Rev. Roger Christie / With a new attorney and a delayed trial date, Hilo’s marijuana minister plans to challenge the basis of the government’s case by calling into question the Drug Enforcement Agency’s (DEA) current, allegedly disingenuous, classification of marijuana. Facing anywhere from five to 40 years in federal prison for crimes relating to the distribution of marijuana, Rev. Roger Christie, founder of The Hawaii Cannabis (THC) Ministry, appears to be digging in his heels, even as his co-defendants (“the Green 13”) are making deals with the government.
Before his arrest (and to this day) the popular Christie believed providing marijuana as part of the religious experience at THC Ministry in Hilo was protected under the Religious Freedom and Restoration Act (RFRA). Though he operated openly as a state-licensed cannabis minister out of a Hilo storefront for 10 years, it turns out the federal government does not agree Christie is protected by the RFRA. After a prolonged and extensive investigation involving undercover agents and wiretaps, federal law enforcement officers raided Christie’s home and church in March 2010.
Christie was indicted for allegedly committing three felony marijuana crimes–conspiracy to manufacture, distribute and possess with intent to distribute 100 or more marijuana plants; manufacturing marijuana; and possession with intent to distribute 240 marijuana plants. He was taken into custody on July 8, 2010, and is currently being held without bond in federal detention.
Matthew Winter, Christie’s original federal defense attorney, has moved on to private practice. His new attorney, who took him on in late April, First Assistant Federal Defender Alexander Silvert, is filing motions in preparation for trial, now set to begin on October 4 before Judge Leslie E. Kobayashi.
“Some of the [marijuana] growers have pled or are going to plead guilty,” Silvert says. “No one in the church yet has pled, but we believe that some of those people may be cooperating [with the prosecution], which will lead to an eventual plea.

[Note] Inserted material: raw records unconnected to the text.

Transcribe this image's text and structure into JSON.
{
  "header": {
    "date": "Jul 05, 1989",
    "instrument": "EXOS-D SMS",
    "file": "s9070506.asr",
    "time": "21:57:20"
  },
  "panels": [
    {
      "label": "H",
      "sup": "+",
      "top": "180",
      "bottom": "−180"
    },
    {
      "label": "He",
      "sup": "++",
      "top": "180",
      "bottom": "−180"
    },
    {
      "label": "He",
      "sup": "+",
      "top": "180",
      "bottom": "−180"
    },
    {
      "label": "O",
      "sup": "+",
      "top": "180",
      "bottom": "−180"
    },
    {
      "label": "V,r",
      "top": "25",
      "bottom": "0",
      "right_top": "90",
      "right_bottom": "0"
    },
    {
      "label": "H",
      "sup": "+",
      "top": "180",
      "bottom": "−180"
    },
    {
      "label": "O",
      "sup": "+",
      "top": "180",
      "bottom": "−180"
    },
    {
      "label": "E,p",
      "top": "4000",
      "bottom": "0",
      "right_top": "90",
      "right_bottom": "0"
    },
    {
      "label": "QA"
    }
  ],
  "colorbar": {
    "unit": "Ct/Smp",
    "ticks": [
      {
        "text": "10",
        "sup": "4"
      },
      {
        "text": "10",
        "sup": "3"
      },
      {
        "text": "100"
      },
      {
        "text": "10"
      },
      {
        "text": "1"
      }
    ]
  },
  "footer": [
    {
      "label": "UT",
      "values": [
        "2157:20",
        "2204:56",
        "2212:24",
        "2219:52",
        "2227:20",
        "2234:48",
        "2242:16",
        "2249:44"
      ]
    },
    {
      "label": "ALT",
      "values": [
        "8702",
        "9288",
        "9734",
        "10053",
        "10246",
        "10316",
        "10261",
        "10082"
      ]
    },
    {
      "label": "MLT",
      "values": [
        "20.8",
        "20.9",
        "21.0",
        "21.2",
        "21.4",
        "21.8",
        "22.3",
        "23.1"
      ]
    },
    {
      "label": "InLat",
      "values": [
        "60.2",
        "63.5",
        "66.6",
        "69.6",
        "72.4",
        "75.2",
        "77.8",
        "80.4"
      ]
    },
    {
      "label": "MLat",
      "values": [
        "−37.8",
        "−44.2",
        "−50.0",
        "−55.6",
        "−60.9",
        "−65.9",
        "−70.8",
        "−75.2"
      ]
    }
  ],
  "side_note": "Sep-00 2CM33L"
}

“On our end, everything is still very much up in the air, and all options are being considered,” Silvert says. When asked about the prospect of Christie reaching some kind of plea agreement with the prosecution between now and October, Silvert would not comment. Assistant US Attorney Beverly Sameshima, who is handling some aspects of the government’s case, also demurred when asked about any current negotiations, stating she couldn’t comment on anything that’s not public.
“It’s still pending,” Sameshima says of the Christie prosecution. Silvert, tipping his hand, says he’s looking at filing two motions. One motion is to suppress the information the government gleaned from the wiretaps. A second motion is to dismiss the case altogether, based on the misclassification of marijuana under the drug code.

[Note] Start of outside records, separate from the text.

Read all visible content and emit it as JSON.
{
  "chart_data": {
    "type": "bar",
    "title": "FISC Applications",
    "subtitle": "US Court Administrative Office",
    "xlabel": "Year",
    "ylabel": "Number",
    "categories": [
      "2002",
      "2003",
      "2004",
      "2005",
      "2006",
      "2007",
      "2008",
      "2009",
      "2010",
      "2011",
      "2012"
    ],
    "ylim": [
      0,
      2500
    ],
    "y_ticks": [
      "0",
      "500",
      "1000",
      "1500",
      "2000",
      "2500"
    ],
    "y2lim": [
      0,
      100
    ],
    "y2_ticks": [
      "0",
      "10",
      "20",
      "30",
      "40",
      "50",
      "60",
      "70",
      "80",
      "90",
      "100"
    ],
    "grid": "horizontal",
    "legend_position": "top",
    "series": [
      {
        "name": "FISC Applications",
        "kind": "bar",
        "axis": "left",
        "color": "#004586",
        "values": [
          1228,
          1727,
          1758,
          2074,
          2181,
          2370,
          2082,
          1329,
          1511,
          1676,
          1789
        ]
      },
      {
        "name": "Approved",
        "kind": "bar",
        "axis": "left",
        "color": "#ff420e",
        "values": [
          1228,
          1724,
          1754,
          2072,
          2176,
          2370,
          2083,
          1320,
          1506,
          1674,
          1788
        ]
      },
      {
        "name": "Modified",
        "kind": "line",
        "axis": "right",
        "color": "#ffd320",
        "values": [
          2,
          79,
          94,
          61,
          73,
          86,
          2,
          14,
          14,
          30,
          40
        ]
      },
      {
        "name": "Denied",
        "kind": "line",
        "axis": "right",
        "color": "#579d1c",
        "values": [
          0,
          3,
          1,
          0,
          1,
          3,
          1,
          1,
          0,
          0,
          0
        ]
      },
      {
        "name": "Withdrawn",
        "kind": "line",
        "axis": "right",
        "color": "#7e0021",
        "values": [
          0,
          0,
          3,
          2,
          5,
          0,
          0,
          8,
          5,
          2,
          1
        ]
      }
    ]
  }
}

Wiretaps are based on necessity, says Silvert. In order to get a wiretap, law enforcement officers have to prove that all other means to get information have been exhausted. The defense believes the government did not show necessity, based on the fact there was an undercover agent working inside the THC Ministry, as well as the simple fact the church was operating openly out of a Hilo storefront. “If those means are available, what is the necessity of getting the wiretap?” asks Silvert.
Since 1970, marijuana has been classified by the federal government as a Schedule I drug, on par with heroin, LSD and PCP, drugs with a very high potential for abuse. “Our argument is that they have failed to do any review of the classification of marijuana,” and, therefore, the case against Christie should be dismissed, says Silvert. “There will come a time, just like in all things, where a judge is going to be more open-minded. Is that going to be now or in the future?”
In light of a grass-roots effort to re-classify marijuana as a far less dangerous Schedule III drug, Christie himself has optimistically named his current ordeal “the last marijuana trial.”
“If that is,” Christie writes, “then Cannabis MUST (his emphasis) be legal, at least for religious uses in the USA federal system, and in all the states. That solid information could, would and should make for ‘the last marijuana trial,’ like there was a ‘last witch hunt’ back a few centuries ago.”
Christie claims this information is not hard to verify. In his letter he goes on to say that some people are working to promote a national dialogue and debate over the sacramental uses of cannabis in order to pressure Congress to change the federal law, and “hopefully to dismiss our indictment.”
“Egypt changed its government in 18 days,” he writes. “With the power of the media and instant communication with the Internet, we’re imagineering a national movement to lobby Congress to make the long-overdue change according to the First Amendment with the Controlled Substance Act of 1970.”
As a pre-trial detainee, Christie writes he is practicing his spirituality, giving thanks for his blessings and feeling a greater love for life than he did before his arrest.
In a post script Christie writes that his treatment in the federal detention facility is “humane, professional and surprisingly respectful.”